# New to this



## fishninmysoul (Jan 30, 2013)

I have a couple of questions about freshwater fishing. One, what's the easiest way to see if a pond where I live is holding any kind of fish, even if they are bream. Two, do these dough baits work on them? I'm new to freshwater fishing and would appreciate any info on this matter.

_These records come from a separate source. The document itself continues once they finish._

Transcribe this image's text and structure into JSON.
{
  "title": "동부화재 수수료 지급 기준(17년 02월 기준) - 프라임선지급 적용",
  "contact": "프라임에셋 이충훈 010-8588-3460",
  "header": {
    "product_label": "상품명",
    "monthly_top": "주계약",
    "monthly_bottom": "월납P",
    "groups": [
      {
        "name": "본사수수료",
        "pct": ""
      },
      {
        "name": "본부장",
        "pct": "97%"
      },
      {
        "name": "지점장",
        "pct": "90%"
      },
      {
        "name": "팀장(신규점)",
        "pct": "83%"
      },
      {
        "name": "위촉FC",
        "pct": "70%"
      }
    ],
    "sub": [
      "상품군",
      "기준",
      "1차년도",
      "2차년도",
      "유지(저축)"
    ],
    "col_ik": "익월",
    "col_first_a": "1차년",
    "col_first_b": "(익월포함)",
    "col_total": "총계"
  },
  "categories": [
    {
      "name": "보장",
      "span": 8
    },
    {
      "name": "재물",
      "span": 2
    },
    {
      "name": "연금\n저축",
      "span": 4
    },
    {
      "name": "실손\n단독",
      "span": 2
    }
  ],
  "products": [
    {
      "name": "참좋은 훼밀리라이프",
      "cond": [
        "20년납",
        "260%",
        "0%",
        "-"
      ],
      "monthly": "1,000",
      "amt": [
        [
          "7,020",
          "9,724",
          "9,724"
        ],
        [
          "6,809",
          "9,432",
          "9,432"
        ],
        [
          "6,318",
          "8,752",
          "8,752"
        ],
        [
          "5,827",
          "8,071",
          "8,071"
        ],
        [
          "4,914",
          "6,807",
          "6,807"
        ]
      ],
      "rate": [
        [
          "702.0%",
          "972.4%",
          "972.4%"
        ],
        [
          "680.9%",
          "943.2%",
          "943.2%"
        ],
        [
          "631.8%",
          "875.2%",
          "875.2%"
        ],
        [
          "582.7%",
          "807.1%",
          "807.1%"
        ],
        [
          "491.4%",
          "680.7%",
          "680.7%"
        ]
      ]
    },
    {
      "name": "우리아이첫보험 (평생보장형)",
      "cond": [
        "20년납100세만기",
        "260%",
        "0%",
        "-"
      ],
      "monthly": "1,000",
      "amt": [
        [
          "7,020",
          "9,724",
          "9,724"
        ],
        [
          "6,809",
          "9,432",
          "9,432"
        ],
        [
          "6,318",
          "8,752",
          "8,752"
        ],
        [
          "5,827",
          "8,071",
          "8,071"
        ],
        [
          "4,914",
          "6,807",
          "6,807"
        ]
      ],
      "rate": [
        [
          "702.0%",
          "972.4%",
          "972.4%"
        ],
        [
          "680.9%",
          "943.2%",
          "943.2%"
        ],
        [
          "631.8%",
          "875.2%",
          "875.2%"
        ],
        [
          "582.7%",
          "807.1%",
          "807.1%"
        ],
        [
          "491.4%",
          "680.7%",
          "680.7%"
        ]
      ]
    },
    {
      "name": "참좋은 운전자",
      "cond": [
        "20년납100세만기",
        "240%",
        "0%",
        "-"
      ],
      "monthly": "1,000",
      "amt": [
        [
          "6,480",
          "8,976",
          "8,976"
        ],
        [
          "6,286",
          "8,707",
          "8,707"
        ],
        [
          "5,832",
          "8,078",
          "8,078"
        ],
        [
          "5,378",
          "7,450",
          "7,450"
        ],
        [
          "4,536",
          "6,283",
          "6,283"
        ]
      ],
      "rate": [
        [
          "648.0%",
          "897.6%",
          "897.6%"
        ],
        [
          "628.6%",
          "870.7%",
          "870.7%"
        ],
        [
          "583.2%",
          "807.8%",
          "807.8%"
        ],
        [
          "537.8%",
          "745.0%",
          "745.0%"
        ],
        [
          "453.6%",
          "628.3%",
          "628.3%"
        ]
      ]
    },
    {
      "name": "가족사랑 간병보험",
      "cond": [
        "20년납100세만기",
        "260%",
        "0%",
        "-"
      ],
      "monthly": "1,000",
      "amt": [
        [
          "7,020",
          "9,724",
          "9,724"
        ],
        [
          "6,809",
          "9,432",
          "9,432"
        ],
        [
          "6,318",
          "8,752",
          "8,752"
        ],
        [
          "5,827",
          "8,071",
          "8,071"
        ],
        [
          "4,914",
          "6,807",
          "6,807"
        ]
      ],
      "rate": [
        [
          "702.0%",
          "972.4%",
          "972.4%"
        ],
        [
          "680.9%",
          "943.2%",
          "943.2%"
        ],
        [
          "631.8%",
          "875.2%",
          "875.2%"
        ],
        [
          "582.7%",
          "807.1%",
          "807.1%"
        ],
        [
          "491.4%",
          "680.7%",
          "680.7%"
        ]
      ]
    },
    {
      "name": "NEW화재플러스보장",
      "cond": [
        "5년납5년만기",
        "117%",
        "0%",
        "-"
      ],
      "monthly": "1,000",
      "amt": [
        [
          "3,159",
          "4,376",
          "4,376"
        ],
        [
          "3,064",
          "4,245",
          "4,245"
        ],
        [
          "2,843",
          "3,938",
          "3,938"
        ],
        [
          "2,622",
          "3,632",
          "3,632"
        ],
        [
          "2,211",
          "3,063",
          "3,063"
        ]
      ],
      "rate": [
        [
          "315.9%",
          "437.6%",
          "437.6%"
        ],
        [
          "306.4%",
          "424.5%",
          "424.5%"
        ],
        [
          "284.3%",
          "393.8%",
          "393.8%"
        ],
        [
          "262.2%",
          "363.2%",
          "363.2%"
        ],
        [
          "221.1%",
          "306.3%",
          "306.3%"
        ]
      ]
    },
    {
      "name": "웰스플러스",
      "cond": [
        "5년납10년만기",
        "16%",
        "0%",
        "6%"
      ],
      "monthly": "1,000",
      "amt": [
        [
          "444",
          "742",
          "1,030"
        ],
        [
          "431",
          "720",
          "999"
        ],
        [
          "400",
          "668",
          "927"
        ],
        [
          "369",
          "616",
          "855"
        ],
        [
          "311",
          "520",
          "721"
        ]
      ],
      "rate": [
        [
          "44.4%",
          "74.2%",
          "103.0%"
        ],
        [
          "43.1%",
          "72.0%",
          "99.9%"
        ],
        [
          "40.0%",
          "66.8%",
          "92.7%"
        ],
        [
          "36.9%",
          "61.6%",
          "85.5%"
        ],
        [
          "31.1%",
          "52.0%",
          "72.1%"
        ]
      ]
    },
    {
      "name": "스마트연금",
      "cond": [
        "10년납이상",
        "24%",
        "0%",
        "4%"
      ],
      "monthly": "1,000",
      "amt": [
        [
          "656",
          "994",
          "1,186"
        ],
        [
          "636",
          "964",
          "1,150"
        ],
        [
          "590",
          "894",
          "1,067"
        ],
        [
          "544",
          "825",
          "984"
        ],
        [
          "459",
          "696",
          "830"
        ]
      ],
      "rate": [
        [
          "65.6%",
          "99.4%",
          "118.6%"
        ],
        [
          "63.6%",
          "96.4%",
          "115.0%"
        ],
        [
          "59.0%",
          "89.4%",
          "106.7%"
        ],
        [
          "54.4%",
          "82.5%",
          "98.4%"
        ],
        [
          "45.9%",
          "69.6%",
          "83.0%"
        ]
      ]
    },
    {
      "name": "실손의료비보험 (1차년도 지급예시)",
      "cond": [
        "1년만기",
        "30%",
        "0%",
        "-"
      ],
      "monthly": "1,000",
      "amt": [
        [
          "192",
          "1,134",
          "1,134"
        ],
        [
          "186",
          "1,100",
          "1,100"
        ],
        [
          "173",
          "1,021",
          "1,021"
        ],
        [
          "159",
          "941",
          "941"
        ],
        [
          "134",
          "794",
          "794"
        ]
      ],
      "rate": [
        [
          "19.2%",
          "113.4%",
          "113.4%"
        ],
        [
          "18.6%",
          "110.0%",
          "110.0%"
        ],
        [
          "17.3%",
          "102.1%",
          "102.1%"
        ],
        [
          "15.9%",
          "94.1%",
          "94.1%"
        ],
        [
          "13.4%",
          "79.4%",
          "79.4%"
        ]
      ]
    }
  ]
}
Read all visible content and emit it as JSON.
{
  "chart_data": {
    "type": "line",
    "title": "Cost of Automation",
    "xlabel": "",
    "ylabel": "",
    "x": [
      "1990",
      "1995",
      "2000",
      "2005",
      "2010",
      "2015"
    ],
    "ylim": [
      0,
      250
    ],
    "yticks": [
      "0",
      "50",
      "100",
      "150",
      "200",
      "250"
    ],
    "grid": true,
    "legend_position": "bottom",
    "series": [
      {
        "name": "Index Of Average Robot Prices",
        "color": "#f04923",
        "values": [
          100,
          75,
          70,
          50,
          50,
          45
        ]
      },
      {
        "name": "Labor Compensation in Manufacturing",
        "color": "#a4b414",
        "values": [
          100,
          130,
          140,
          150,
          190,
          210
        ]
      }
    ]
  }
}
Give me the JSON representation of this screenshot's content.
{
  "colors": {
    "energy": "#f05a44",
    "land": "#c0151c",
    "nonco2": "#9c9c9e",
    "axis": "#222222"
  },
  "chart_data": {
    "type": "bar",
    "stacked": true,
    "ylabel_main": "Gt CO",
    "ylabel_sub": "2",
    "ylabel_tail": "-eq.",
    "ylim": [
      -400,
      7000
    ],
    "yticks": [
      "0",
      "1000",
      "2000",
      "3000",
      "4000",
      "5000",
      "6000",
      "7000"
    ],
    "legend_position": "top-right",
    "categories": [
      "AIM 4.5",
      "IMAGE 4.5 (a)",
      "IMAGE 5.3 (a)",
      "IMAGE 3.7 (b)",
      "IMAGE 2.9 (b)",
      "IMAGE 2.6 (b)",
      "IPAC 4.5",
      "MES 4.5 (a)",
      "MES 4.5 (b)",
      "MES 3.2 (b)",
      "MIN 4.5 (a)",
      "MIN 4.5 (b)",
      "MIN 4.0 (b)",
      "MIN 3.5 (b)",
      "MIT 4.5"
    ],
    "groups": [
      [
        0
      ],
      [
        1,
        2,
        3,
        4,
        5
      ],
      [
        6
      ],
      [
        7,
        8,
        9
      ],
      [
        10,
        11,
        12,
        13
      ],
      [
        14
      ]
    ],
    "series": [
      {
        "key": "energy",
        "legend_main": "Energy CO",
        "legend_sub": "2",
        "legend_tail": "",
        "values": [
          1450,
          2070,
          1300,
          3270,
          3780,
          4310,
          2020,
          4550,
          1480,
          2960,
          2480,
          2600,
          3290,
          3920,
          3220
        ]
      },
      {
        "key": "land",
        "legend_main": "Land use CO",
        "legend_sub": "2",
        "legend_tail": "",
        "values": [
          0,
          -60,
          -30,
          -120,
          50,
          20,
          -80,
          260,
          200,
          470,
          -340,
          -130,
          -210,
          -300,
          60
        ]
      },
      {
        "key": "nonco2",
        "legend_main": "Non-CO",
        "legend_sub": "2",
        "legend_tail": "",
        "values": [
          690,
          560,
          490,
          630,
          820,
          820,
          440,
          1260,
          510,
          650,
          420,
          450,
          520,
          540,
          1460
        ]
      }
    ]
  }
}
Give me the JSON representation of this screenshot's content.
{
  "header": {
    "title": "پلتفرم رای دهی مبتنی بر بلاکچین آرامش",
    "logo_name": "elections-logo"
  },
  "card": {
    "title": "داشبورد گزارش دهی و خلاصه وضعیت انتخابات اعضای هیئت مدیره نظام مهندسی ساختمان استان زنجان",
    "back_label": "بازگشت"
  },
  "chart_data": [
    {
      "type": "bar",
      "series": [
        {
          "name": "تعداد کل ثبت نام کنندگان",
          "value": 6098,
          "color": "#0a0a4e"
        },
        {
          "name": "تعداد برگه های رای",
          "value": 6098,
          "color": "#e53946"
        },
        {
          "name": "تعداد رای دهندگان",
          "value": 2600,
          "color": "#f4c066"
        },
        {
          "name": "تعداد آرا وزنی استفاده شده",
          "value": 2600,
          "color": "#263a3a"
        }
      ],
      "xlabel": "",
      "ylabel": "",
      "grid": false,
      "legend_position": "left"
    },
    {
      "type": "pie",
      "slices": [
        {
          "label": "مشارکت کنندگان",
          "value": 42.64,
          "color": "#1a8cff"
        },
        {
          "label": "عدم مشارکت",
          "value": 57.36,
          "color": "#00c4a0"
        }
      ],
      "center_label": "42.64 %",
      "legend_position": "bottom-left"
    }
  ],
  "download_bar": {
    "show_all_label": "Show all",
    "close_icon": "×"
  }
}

I might as well take advantage of the water that's around me when I can't make it to the sand.


----------



## deeptracks (Oct 2, 2007)

get you some wigglers and can pole and put it out there for starters....throw some cat food out in the water, etc, etc


----------



## missplaced_idahoan (Feb 2, 2013)

just about everything in freshwater will eat nightcrawlersgo toss one out on a bobber 4-6 ft from the surface if theres bream or just about any other panfish you should find out. and if that doesnt work try a nightcrawler on bottom, that should get the attention of any ctfish that might be there. and if there are any critters (frogs mice lizards crawfish or bugs) that are thick in that area find something to imitate them, or if law allows catch some and use them for bait.


----------



## missplaced_idahoan (Feb 2, 2013)

and ive never had any luck with dough baits, they just make a big mess. night crawlers, crickets, grasshoppers, and crawdads were usually my go to baits for freshwater. cuz im cheap and dont like to buy bait and those are all pretty easy critters to come by.


----------